4.2 Future perspectives

Despite the challenges, the enormous potential of exploiting longitudinal data with machine learning has been demonstrated in this survey through a comprehensive list of use case applications.

By comparing single instance-based models with those introducing repeated measures, several researchers have shown the improvement obtained by modelling historical information (see Sect. 3). This is in accordance with the way clinicians work; by analysing historical data in medical records they can understand better the patient’s trajectory and take more suitable clinical decisions.

In addition to this, several of the studies revealed that machine learning typically outperforms classical methods for prediction tasks, especially in the presence of big data and when using deep learning based methods.

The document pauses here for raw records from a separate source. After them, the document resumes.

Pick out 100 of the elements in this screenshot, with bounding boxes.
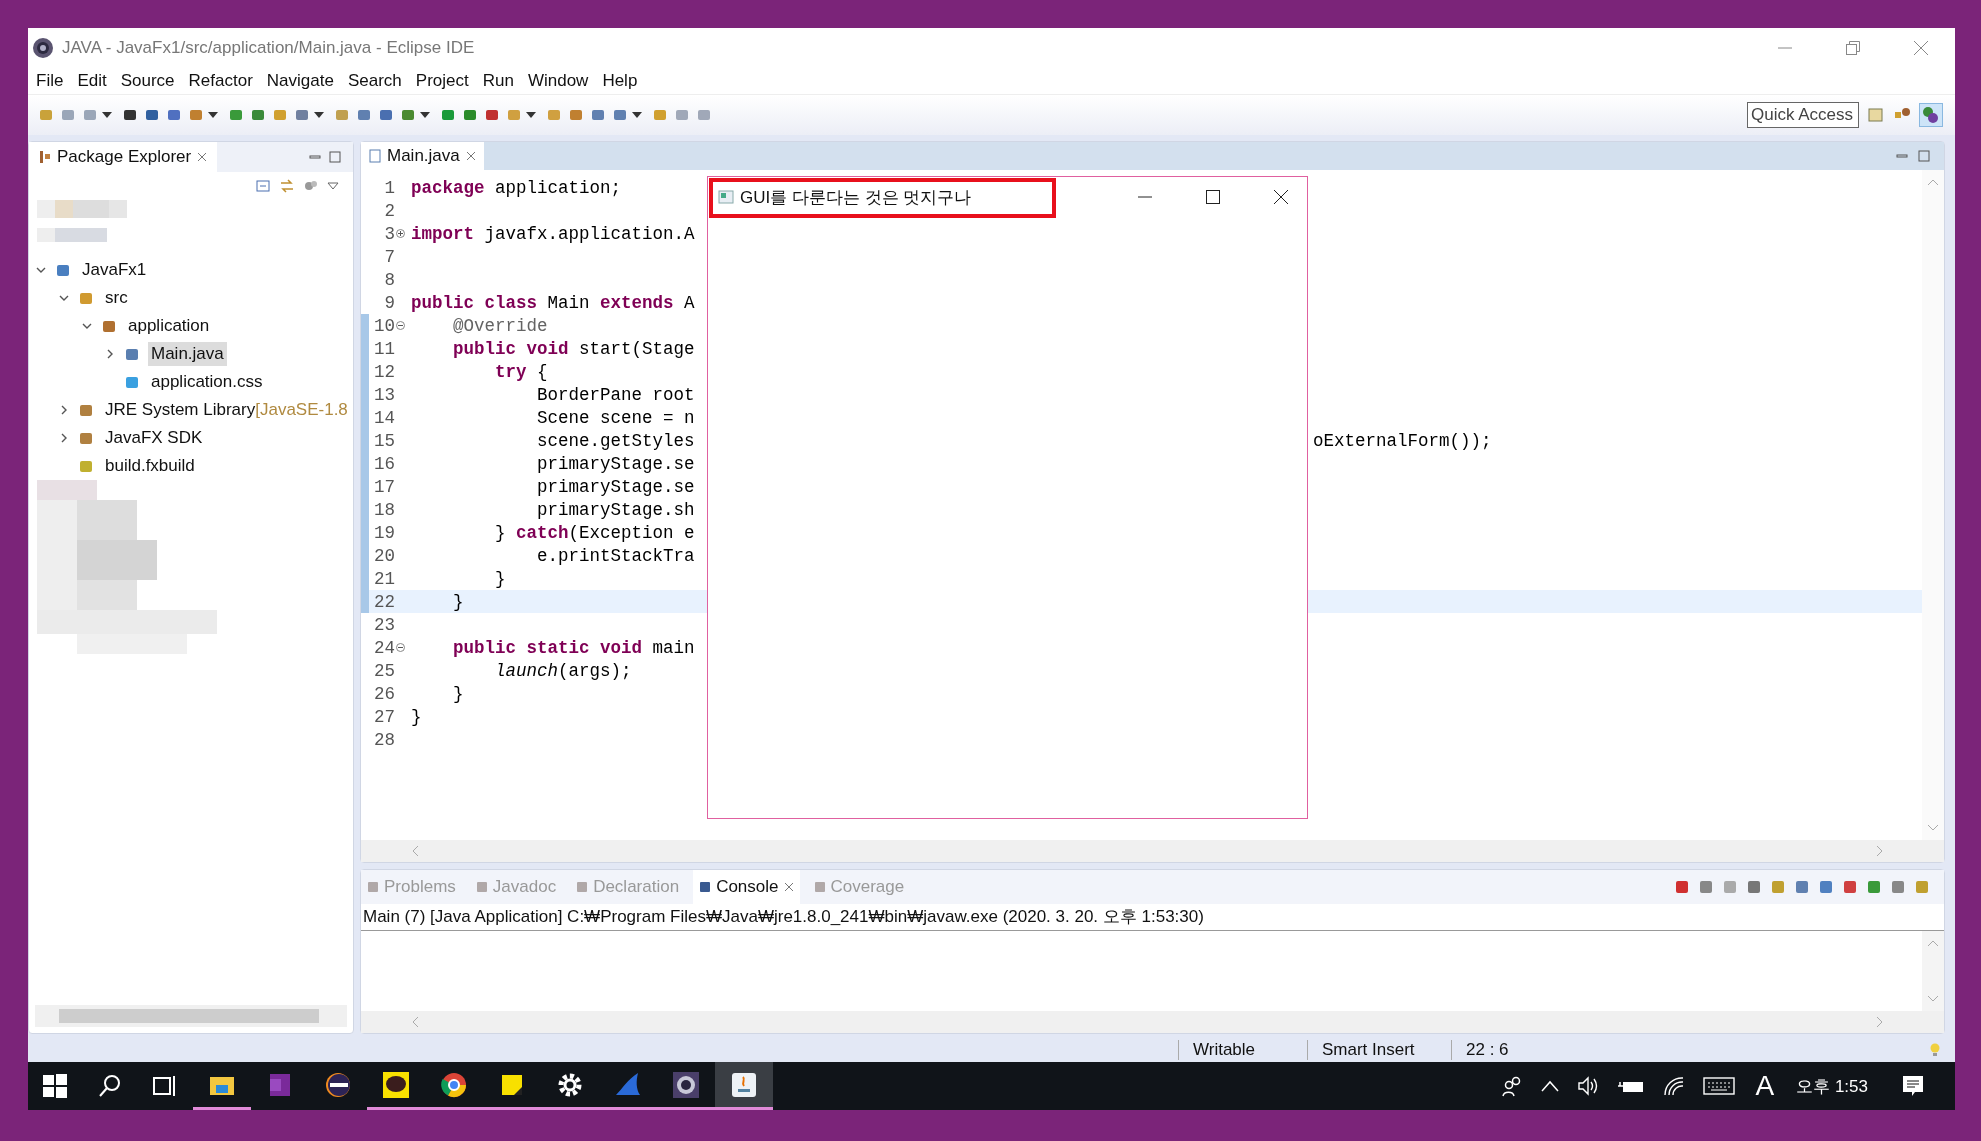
view-icon <box>367 881 379 893</box>
code-line: primaryStage.se <box>536 453 695 474</box>
menu-item[interactable]: Navigate <box>266 71 334 91</box>
console-toolbar-icon[interactable] <box>1842 879 1858 895</box>
code-line: package application; <box>411 177 622 198</box>
menu-item[interactable]: Help <box>602 71 638 91</box>
fold-icon[interactable] <box>396 643 405 652</box>
tree-item[interactable]: src <box>102 286 131 310</box>
horizontal-scrollbar[interactable] <box>361 1011 1944 1033</box>
status-field: Writable <box>1178 1040 1307 1060</box>
fold-icon[interactable] <box>396 321 405 330</box>
line-number: 18 <box>373 499 395 520</box>
scroll-up-icon[interactable] <box>1927 178 1939 186</box>
vertical-scrollbar[interactable] <box>1922 931 1944 1011</box>
people-icon[interactable] <box>1500 1075 1523 1097</box>
editor-tab[interactable]: Main.java <box>361 142 484 170</box>
code-line: @Override <box>452 315 548 336</box>
console-toolbar-icon[interactable] <box>1794 879 1810 895</box>
menu-item[interactable]: Edit <box>77 71 107 91</box>
line-number: 2 <box>383 200 395 221</box>
scroll-left-icon[interactable] <box>411 1016 419 1028</box>
maximize-icon[interactable] <box>1205 189 1221 205</box>
package-explorer-tab[interactable]: Package Explorer <box>29 142 218 172</box>
tree-item[interactable]: JavaFX SDK <box>102 426 206 450</box>
input-mode-indicator[interactable]: A <box>1755 1070 1775 1102</box>
scroll-left-icon[interactable] <box>411 845 419 857</box>
wifi-icon[interactable] <box>1662 1076 1685 1096</box>
line-number: 9 <box>383 292 395 313</box>
menu-item[interactable]: Source <box>120 71 175 91</box>
console-toolbar-icon[interactable] <box>1818 879 1834 895</box>
caret-icon[interactable] <box>526 112 536 118</box>
scroll-down-icon[interactable] <box>1927 824 1939 832</box>
caret-icon[interactable] <box>632 112 642 118</box>
scroll-up-icon[interactable] <box>1927 939 1939 947</box>
console-toolbar-icon[interactable] <box>1890 879 1906 895</box>
clock[interactable]: 오후 1:53 <box>1796 1074 1868 1098</box>
console-toolbar-icon[interactable] <box>1914 879 1930 895</box>
restore-icon[interactable] <box>1845 40 1861 56</box>
package-icon <box>39 150 51 164</box>
project-folder-icon <box>55 262 71 278</box>
line-number: 3 <box>383 223 395 244</box>
line-number: 10 <box>373 315 395 336</box>
toolbar-icon[interactable] <box>122 107 138 123</box>
menu-item[interactable]: Window <box>527 71 589 91</box>
quick-access-field[interactable]: Quick Access <box>1747 102 1859 128</box>
fold-icon[interactable] <box>396 229 405 238</box>
view-menu-icon[interactable] <box>327 182 339 190</box>
caret-icon[interactable] <box>420 112 430 118</box>
view-tab[interactable]: Console <box>693 870 800 904</box>
menu-item[interactable]: Project <box>415 71 469 91</box>
perspective-icon[interactable] <box>1867 106 1885 124</box>
tree-item[interactable]: JRE System Library[JavaSE-1.8 <box>102 398 351 422</box>
java-perspective-icon[interactable] <box>1919 103 1943 127</box>
scroll-right-icon[interactable] <box>1876 1016 1884 1028</box>
vertical-scrollbar[interactable] <box>1922 170 1944 840</box>
line-number: 27 <box>373 706 395 727</box>
console-toolbar-icon[interactable] <box>1722 879 1738 895</box>
line-number: 23 <box>373 614 395 635</box>
library-icon <box>78 430 94 446</box>
console-toolbar-icon[interactable] <box>1746 879 1762 895</box>
view-icon <box>576 881 589 893</box>
code-line: public void start(Stage <box>452 338 695 359</box>
keyboard-icon[interactable] <box>1702 1076 1735 1096</box>
collapse-all-icon[interactable] <box>255 178 271 194</box>
caret-icon[interactable] <box>314 112 324 118</box>
horizontal-scrollbar[interactable] <box>361 840 1944 862</box>
menu-item[interactable]: Run <box>482 71 514 91</box>
tree-item[interactable]: application <box>125 314 213 338</box>
close-icon[interactable] <box>1273 189 1289 205</box>
chevron-up-icon[interactable] <box>1540 1080 1559 1092</box>
search-icon[interactable] <box>97 1073 123 1099</box>
windows-start-icon[interactable] <box>42 1073 68 1099</box>
console-toolbar-icon[interactable] <box>1674 879 1690 895</box>
caret-icon[interactable] <box>102 112 112 118</box>
tree-item[interactable]: application.css <box>148 370 266 394</box>
code-line: } <box>411 706 422 727</box>
horizontal-scrollbar[interactable] <box>35 1005 347 1027</box>
toolbar-icon[interactable] <box>484 107 500 123</box>
menu-item[interactable]: File <box>36 71 64 91</box>
dialog-title: GUI를 다룬다는 것은 멋지구나 <box>740 186 972 209</box>
tree-item[interactable]: build.fxbuild <box>102 454 198 478</box>
menu-item[interactable]: Refactor <box>188 71 253 91</box>
console-toolbar-icon[interactable] <box>1770 879 1786 895</box>
caret-icon[interactable] <box>208 112 218 118</box>
code-line: try { <box>494 361 548 382</box>
taskbar-app[interactable] <box>715 1062 773 1110</box>
source-folder-icon <box>78 290 94 306</box>
volume-icon[interactable] <box>1576 1076 1599 1096</box>
toolbar-icon[interactable] <box>144 107 160 123</box>
link-icon[interactable] <box>279 178 295 194</box>
lightbulb-icon <box>1929 1042 1941 1058</box>
tree-item[interactable]: Main.java <box>148 342 227 366</box>
task-view-icon[interactable] <box>152 1073 178 1099</box>
scroll-right-icon[interactable] <box>1876 845 1884 857</box>
console-toolbar-icon[interactable] <box>1698 879 1714 895</box>
notification-icon[interactable] <box>1901 1074 1925 1098</box>
console-toolbar-icon[interactable] <box>1866 879 1882 895</box>
tree-item[interactable]: JavaFx1 <box>79 258 150 282</box>
menu-item[interactable]: Search <box>347 71 402 91</box>
scroll-down-icon[interactable] <box>1927 995 1939 1003</box>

This can be explained by the fact that humans and classical algorithms may fail to capture all the non-linear relations between the factors that contribute to the development or progression of a disease. On the other hand, several machine learning models can autonomously capture highly complex relationships among variables, going far beyond traditional additive and linear models.

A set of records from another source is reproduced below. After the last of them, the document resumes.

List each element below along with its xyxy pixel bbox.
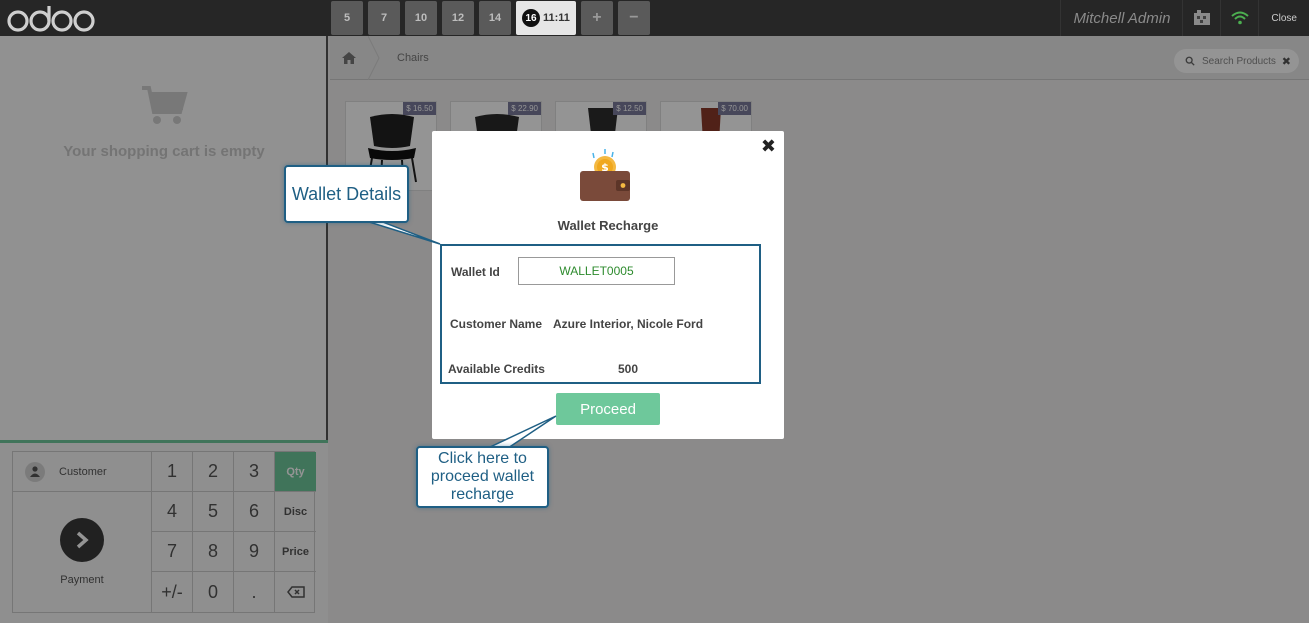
customer-name-value: Azure Interior, Nicole Ford (553, 317, 704, 331)
order-selector: 5 7 10 12 14 16 11:11 + − (331, 0, 655, 36)
proceed-button[interactable]: Proceed (556, 393, 660, 425)
wallet-details-callout: Wallet Details (284, 165, 409, 223)
dialog-title: Wallet Recharge (557, 218, 659, 233)
close-icon[interactable]: ✖ (761, 136, 776, 157)
customer-name-label: Customer Name (450, 317, 543, 331)
available-credits-label: Available Credits (448, 362, 545, 376)
proceed-callout-line: Click here to (438, 450, 527, 467)
order-tab[interactable]: 12 (442, 1, 474, 35)
order-tab-active[interactable]: 16 11:11 (516, 1, 576, 35)
wallet-icon: $ (580, 149, 630, 201)
proceed-callout-line: proceed wallet (430, 468, 535, 485)
wifi-icon (1220, 0, 1258, 36)
order-tab[interactable]: 7 (368, 1, 400, 35)
wallet-id-field[interactable]: WALLET0005 (518, 257, 675, 285)
proceed-callout-line: recharge (450, 486, 515, 503)
topbar-right: Mitchell Admin Close (1060, 0, 1309, 36)
user-name: Mitchell Admin (1060, 0, 1182, 36)
odoo-logo (7, 6, 95, 32)
order-number: 16 (522, 9, 540, 27)
add-order-button[interactable]: + (580, 1, 613, 35)
wallet-recharge-dialog: ✖ $ Wallet Recharge Wallet Id WALLET0005… (432, 131, 784, 439)
available-credits-value: 500 (618, 362, 639, 376)
remove-order-button[interactable]: − (617, 1, 650, 35)
order-time: 11:11 (543, 12, 570, 24)
order-tab[interactable]: 10 (405, 1, 437, 35)
order-tab[interactable]: 5 (331, 1, 363, 35)
wallet-id-label: Wallet Id (451, 265, 500, 279)
barcode-scanner-icon[interactable] (1182, 0, 1220, 36)
order-tab[interactable]: 14 (479, 1, 511, 35)
wallet-details-box: Wallet Id WALLET0005 Customer Name Azure… (440, 244, 761, 384)
close-button[interactable]: Close (1258, 0, 1309, 36)
proceed-callout: Click here to proceed wallet recharge (416, 446, 549, 508)
top-bar: 5 7 10 12 14 16 11:11 + − Mitchell Admin… (0, 0, 1309, 36)
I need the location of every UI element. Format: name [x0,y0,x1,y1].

For these reasons, the number of studies based on ML for longitudinal biomedical data are expected to continue to grow. However, given the current challenges and limitations, we highlight two major directions for future research: (i) the construction of robust models, therefore well-generalisable and not affected by bias, and (ii) explainable machine learning for multifactorial longitudinal data.

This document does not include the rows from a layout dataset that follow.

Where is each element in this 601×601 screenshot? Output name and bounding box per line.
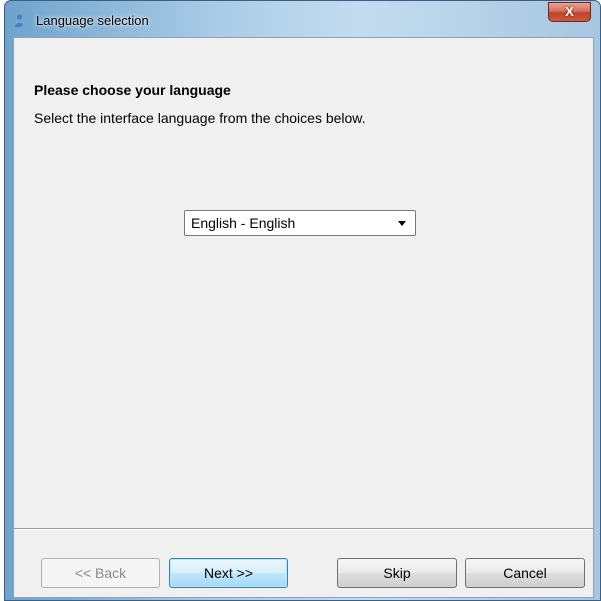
close-icon: X [565, 4, 574, 19]
people-icon [15, 14, 29, 28]
page-heading: Please choose your language [34, 82, 231, 98]
language-selection-window: Language selection X Please choose your … [4, 0, 601, 601]
next-button[interactable]: Next >> [169, 558, 288, 588]
window-title: Language selection [36, 13, 149, 28]
language-select-value: English - English [191, 215, 296, 231]
skip-button[interactable]: Skip [337, 558, 457, 588]
language-select[interactable]: English - English [184, 210, 416, 236]
title-bar[interactable]: Language selection X [5, 1, 600, 37]
footer-separator [14, 528, 593, 530]
close-button[interactable]: X [548, 2, 591, 22]
dialog-client-area: Please choose your language Select the i… [13, 37, 594, 598]
cancel-button[interactable]: Cancel [465, 558, 585, 588]
dropdown-arrow-icon[interactable] [398, 221, 406, 226]
back-button[interactable]: << Back [41, 558, 160, 588]
page-description: Select the interface language from the c… [34, 110, 366, 126]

Regarding the first, it is important to focus on building ad hoc models adapted to real world data, by addressing noisy and missing values, and by implementing solutions for the problem of class imbalance. More generally, it is necessary to conduct new longitudinal models in line with current guidelines and recommendations (de Hond et al. 2022). Regarding the second direction, researchers should develop explainable ML models for longitudinal data that enable clinicians to understand better the predicted health and disease trajectories (Arrieta et al. 2020; Adadi and Berrada 2018). In addition, for ML models to be implemented in clinics, their acceptance and trust must involve not only the healthcare community, but also patients and the entire population that will interact with the ML tools (Asan et al. 2020; Banerjee et al. 2022).

4.3 Conclusions

This article is intended as a unique resource to guide data scientists and clinical researchers working in the field of ML-focused longitudinal studies. The review comprises a detailed presentation and critical analysis of the available algorithms. Researchers can use these technical presentations to understand the whole workflow and the different options for building longitudinal ML models, and to determine the best ML implementation and strategy for their use case given the strengths and limitations of the different machine and deep learning algorithms. Furthermore, the paper lists in great detail a wide range of applications in medicine, such as in cardiology, neurology, mental health and emergency medicine. This shows great promise for future applications, and provides insights into approaches that can be pursued in other domains to design, develop and evaluate ML-driven clinical tools that can be used by clinicians to better assess and anticipate specific patient trajectories and outcomes. Building on the achievements reviewed in this paper, and with the increasing availability of large-scale longitudinal cohorts from real-world clinical registries, we except the field to continue to grow in the years to come, both technically (e.g., explainable longitudinal ML) and clinically to improve healthcare delivery and medicine outcomes in the age of personalised medicine.